On 29 July 2010 17:40, Maciej Fijalkowski <fijall at gmail.com> wrote:
> On Thu, Jul 29, 2010 at 9:32 AM, William Leslie
> <william.leslie.ttg at gmail.com> wrote:
>> On 29 July 2010 17:27, Maciej Fijalkowski <fijall at gmail.com> wrote:
>>> On Thu, Jul 29, 2010 at 7:18 AM, William Leslie
>>> <william.leslie.ttg at gmail.com> wrote:
>>>> When an object is mutable, it must be visible to at most one thread.
>>>> This means it can participate in return values, arguments and queues,
>>>> but the sender cannot keep a reference to an object it sends, because
>>>> if the receiver mutates the object, this will need to be reflected in
>>>> the sender's thread to ensure internal consistency. Well, you could
>>>> ignore internal consistency, require explicit locking, and have it
>>>> segfault when the change to the length of your list has propogated but
>>>> not the element you have added, but that wouldn't be much fun. The
>>>> alternative, implicitly writing updates back to memory as soon as
>>>> possible and reading them out of memory every time, can be hundreds or
>>>> more times slower. So you really can't have two tasks sharing mutable
>>>> objects, ever.
>>>>
>>>> --
>>>> William Leslie
>>>
>>> Hi.
>>>
>>> Do you have any data points supporting your claim?
>>
>> About the performance of programs that involve a cache miss on every
>> memory access, or internal consistency?
>>
>
> I think I lost some implication here. Did I get you right - you claim
> that per-object locking in case threads share obejcts are very
> expensive, is that correct? If not, I completely misunderstood you and
> my question makes no sense, please explain. If yes, why does it mean a
> cache miss on every read/write?

I claim that there are two alternatives in the face of one thread
mutating an object and the other observing:

0. You can give up consistency and do fine-grained locking, which is
reasonably fast but error prone, or
1. Expect python to handle all of this for you, effectively not making
a change to the memory model. You could do this with implicit
per-object locks which might be reasonably fast in the absence of
contention, but not when several threads are trying to use the object.

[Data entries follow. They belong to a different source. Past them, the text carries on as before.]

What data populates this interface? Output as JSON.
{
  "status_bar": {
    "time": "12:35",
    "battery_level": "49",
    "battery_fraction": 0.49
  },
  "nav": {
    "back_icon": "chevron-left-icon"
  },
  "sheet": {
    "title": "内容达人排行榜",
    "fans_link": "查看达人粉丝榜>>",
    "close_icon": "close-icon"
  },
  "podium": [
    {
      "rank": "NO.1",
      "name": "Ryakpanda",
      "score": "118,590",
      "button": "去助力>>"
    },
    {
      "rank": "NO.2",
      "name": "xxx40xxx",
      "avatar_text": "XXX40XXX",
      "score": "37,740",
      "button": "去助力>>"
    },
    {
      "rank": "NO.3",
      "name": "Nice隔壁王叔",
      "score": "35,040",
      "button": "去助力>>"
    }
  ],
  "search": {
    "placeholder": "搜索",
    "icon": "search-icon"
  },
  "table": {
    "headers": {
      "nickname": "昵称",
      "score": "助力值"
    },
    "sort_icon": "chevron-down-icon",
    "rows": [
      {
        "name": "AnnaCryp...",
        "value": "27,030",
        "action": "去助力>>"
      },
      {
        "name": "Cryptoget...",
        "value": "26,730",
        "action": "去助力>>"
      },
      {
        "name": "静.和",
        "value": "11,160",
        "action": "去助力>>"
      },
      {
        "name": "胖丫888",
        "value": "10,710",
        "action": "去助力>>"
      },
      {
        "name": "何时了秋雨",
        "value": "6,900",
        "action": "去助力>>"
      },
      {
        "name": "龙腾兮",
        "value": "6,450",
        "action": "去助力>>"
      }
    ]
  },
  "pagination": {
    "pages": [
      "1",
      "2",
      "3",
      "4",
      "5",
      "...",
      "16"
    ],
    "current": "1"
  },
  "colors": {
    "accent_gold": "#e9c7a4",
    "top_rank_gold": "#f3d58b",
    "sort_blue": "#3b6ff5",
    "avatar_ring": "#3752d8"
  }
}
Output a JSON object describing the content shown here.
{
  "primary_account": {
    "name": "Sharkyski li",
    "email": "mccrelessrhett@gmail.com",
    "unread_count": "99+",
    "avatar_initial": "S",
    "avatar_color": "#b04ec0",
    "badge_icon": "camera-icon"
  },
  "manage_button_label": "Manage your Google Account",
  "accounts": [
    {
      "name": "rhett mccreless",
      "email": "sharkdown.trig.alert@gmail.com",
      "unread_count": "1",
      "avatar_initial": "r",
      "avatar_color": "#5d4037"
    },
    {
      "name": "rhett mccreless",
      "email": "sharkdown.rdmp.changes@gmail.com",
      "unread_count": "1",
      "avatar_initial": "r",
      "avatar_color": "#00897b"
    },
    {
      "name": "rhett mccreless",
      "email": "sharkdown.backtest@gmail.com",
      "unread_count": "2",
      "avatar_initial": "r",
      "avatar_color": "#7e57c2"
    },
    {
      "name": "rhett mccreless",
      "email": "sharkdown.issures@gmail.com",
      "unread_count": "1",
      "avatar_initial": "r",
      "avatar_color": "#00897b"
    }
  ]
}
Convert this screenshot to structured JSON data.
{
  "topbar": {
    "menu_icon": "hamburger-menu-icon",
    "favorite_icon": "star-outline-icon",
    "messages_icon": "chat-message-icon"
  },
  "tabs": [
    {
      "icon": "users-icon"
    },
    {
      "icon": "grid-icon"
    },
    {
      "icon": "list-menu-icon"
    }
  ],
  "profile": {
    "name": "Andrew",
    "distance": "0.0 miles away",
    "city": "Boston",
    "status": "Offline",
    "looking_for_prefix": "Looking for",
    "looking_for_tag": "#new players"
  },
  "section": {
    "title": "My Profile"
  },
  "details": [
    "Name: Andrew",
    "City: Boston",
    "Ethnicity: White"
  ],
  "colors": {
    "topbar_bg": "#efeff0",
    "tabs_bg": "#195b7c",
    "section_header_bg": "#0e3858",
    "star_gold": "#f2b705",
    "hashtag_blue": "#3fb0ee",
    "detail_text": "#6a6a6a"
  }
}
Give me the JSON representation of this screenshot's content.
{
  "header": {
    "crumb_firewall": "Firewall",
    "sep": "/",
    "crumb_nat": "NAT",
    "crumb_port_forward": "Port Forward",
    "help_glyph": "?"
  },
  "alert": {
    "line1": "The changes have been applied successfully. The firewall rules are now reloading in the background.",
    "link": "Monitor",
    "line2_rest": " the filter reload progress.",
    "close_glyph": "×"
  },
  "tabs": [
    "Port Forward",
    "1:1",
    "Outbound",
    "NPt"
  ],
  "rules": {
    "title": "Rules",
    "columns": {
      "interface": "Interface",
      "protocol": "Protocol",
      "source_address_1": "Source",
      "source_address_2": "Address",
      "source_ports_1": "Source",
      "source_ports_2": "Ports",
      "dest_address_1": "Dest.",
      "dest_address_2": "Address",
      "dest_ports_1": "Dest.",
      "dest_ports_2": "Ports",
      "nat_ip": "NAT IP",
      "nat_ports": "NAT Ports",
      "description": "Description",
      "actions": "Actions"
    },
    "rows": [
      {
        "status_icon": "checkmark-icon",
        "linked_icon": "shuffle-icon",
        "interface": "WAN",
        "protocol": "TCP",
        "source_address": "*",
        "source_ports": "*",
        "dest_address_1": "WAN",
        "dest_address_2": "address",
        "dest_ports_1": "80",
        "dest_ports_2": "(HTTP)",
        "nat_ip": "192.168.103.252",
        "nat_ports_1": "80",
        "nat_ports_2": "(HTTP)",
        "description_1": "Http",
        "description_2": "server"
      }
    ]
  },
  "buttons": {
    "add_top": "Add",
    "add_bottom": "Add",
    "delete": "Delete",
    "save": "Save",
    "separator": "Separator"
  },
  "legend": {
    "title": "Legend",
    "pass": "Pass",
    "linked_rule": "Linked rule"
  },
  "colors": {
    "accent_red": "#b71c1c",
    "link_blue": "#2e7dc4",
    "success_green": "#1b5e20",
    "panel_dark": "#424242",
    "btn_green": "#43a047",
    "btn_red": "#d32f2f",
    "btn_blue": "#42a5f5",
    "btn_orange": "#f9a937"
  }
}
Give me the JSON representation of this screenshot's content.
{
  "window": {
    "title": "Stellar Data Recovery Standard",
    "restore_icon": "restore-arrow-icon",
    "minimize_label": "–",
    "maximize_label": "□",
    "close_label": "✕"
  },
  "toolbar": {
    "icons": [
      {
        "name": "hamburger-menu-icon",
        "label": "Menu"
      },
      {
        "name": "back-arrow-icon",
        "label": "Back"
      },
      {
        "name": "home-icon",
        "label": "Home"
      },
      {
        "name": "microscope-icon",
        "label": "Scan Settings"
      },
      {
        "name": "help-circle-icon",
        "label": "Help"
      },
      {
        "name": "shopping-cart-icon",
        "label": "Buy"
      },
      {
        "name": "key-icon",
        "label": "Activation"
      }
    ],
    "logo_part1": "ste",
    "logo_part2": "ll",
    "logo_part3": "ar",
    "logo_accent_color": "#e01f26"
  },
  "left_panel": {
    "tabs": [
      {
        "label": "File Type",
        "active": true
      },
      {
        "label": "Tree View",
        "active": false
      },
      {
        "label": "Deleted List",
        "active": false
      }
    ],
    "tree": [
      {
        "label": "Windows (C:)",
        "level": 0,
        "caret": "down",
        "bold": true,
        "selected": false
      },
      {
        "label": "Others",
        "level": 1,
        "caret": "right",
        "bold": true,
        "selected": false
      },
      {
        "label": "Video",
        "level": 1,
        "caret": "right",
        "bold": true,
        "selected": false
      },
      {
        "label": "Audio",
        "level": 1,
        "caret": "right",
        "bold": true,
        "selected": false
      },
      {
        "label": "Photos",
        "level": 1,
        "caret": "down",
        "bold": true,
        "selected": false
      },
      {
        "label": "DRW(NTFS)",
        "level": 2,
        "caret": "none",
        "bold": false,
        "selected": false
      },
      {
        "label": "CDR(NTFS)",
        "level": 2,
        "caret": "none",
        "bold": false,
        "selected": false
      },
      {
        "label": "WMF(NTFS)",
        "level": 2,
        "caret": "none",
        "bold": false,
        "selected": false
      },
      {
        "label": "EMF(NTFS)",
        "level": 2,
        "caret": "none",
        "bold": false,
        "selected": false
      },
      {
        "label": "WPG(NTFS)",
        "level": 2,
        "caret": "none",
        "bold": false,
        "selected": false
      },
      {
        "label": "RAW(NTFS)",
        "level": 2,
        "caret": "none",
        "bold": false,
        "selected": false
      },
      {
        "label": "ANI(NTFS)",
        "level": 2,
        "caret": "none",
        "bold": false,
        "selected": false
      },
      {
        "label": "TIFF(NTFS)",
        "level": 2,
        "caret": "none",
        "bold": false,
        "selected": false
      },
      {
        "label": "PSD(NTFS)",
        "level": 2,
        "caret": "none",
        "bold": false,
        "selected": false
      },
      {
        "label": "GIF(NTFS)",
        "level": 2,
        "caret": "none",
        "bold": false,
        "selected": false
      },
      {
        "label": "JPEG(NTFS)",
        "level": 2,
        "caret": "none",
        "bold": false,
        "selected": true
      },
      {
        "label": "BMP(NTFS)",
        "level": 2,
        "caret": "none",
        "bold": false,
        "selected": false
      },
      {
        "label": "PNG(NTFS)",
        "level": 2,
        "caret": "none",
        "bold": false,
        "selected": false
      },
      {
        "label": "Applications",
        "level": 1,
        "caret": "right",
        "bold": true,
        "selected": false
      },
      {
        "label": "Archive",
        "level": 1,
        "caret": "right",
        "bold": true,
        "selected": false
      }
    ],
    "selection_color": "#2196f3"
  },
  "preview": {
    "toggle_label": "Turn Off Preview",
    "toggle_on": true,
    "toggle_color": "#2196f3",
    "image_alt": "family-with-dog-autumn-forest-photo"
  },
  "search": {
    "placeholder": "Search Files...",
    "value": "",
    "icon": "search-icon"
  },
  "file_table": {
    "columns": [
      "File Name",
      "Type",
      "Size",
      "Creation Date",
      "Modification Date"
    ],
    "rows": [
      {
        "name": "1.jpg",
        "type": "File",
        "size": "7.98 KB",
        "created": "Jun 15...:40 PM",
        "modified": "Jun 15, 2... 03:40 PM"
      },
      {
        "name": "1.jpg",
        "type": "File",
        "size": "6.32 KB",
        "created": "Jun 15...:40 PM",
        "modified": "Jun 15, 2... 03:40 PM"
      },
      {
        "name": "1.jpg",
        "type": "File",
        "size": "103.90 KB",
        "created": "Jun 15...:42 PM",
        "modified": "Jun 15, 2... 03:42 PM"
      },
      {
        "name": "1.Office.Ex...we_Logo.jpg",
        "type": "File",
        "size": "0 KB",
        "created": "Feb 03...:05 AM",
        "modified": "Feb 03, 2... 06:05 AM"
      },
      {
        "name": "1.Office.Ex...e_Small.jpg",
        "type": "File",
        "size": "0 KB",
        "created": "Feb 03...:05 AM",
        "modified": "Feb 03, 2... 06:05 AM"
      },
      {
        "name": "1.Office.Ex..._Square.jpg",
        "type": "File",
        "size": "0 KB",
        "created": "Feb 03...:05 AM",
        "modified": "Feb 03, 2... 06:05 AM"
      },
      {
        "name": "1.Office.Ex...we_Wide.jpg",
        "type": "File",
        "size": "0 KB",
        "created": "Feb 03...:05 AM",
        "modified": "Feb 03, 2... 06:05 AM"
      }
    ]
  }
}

Queues already are in a sense your per-object-lock,
one-thread-mutating, but usually one thread has acquire semantics and
one has release semantics, and that combination actually works. It's
when you expect to have a full memory barrier that is the problem.

Come to think of it, you might be right Kevin: as long as only one
thread mutates the object, the mutating thread never /needs/ to
acquire, as it knows that it has the latest revision.

Have I missed something?

-- 
William Leslie